Currently, annual tax lien sales total approximately $15 billion nationwide and are on the rise due to the weak job market, depressed home values, and an increase in mortgage foreclosures. Florida had nearly $2 billion in back tax liens and sold $1.8 billion of these liens in 2009. A county in Mississippi doubled the number of properties in its annual tax sale in recent years. Other states at risk include Illinois, New Jersey, New York, and Texas.
Homeowners most vulnerable are those who have fallen into default because they are incapable of managing their financial affairs, such as individuals suffering from Alzheimer’s, dementia, or other cognitive disorders.
And one government study found that last year property tax foreclosures in New York City were highly concentrated among low income communities with large black and Latino populations -- groups also targeted by subprime mortgage lenders.
Tax lien sales may increase the number of vacant and neglected properties, further eroding tax revenue and destabilizing entire communities.
Windfall for investors
Individual tax sale purchasers and large investment companies, including Bank of America and JPMorgan Chase, have used the tax sale process as a profit center. Tax liens can yield an incredible rate of return, as high as up to 50 percent.
Many state laws permit tax lien purchasers to charge homeowners extremely high interest rates and fees to redeem their property in order avoid foreclosure. (For example, redemption penalties in Georgia, Iowa, Mississippi, New Jersey and Texas all exceed 20 percent). For these reasons, tax lien sales are often marketed as “get-rich quick” schemes on Websites.
Investors take advantage of the fact that the tax sale process is arcane and rarely understood by homeowners. And states do little to inform homeowners about steps they can take to avoid foreclosure. Very few states have enacted procedures to protect owners’ equity interests or to avoid windfalls to purchasers, and almost no states have updated tax lien laws to reflect current economic conditions or to ensure that proper safeguards exist to avoid unnecessary loss of homeownership.
The NCLC report offers the following recommendations that state and municipalities could adopt, which reflect the goals of preserving homeownership and ensuring prompt payment of local taxes:
Implement redemption payment programs. Local tax offices should collect redemption payments to eliminate the possibility that an unscrupulous purchaser may thwart the owner’s attempt to redeem.

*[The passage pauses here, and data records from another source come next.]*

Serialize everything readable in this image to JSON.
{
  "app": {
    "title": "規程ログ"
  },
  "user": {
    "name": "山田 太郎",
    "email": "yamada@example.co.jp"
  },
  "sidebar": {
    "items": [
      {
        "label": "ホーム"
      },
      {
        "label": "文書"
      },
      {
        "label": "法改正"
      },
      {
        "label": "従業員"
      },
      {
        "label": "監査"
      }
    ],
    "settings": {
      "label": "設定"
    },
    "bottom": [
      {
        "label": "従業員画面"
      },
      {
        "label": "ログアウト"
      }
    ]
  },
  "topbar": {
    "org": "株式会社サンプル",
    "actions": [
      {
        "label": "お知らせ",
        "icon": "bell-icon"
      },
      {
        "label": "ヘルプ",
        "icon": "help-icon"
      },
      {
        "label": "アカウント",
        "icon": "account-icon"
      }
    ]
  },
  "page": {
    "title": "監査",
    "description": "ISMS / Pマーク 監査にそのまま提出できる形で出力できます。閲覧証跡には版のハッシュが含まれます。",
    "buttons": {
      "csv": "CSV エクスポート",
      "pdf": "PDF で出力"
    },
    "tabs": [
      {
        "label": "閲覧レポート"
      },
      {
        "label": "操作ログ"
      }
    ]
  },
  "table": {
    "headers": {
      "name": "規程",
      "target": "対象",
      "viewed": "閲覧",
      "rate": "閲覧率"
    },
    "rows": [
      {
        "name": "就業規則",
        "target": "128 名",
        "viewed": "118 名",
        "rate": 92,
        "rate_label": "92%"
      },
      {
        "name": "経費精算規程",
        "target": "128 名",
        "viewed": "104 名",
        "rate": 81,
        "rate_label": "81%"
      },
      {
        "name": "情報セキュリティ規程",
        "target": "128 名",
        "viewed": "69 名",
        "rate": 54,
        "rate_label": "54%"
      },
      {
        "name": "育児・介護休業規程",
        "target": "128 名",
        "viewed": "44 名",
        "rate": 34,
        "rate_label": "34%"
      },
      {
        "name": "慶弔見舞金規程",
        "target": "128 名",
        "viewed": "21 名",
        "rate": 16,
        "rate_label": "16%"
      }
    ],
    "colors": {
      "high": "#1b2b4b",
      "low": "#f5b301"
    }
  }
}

The local tax office should accept partial and installment payments.
Adequate notice should be given at every stage of the tax sale process. Notifications should be used as a tool to avoid loss of homeownership. Comprehensive notices should use plain language, include information about tax exemptions, abatements and repayment plans, and note the consequences of each stage of the tax sale process.
Provide detailed notice of redemption rights. The notice should give all the essential details on how the redemption right can be exercised, including the name and address to which the homeowner can remit payment, itemized costs and the deadline for the redemption payment.
“The consequences of homeowners not understanding their rights or the process of a tax lien sale is devastating for individuals, families, and communities,” says Rao. “To date, states have done very little. Will legislators and policymakers now reform their laws to help keep elderly and other homeowners from losing their homes due to a small property tax delinquency? We certainly hope so and the sooner they act to head off this swelling problem, the better.”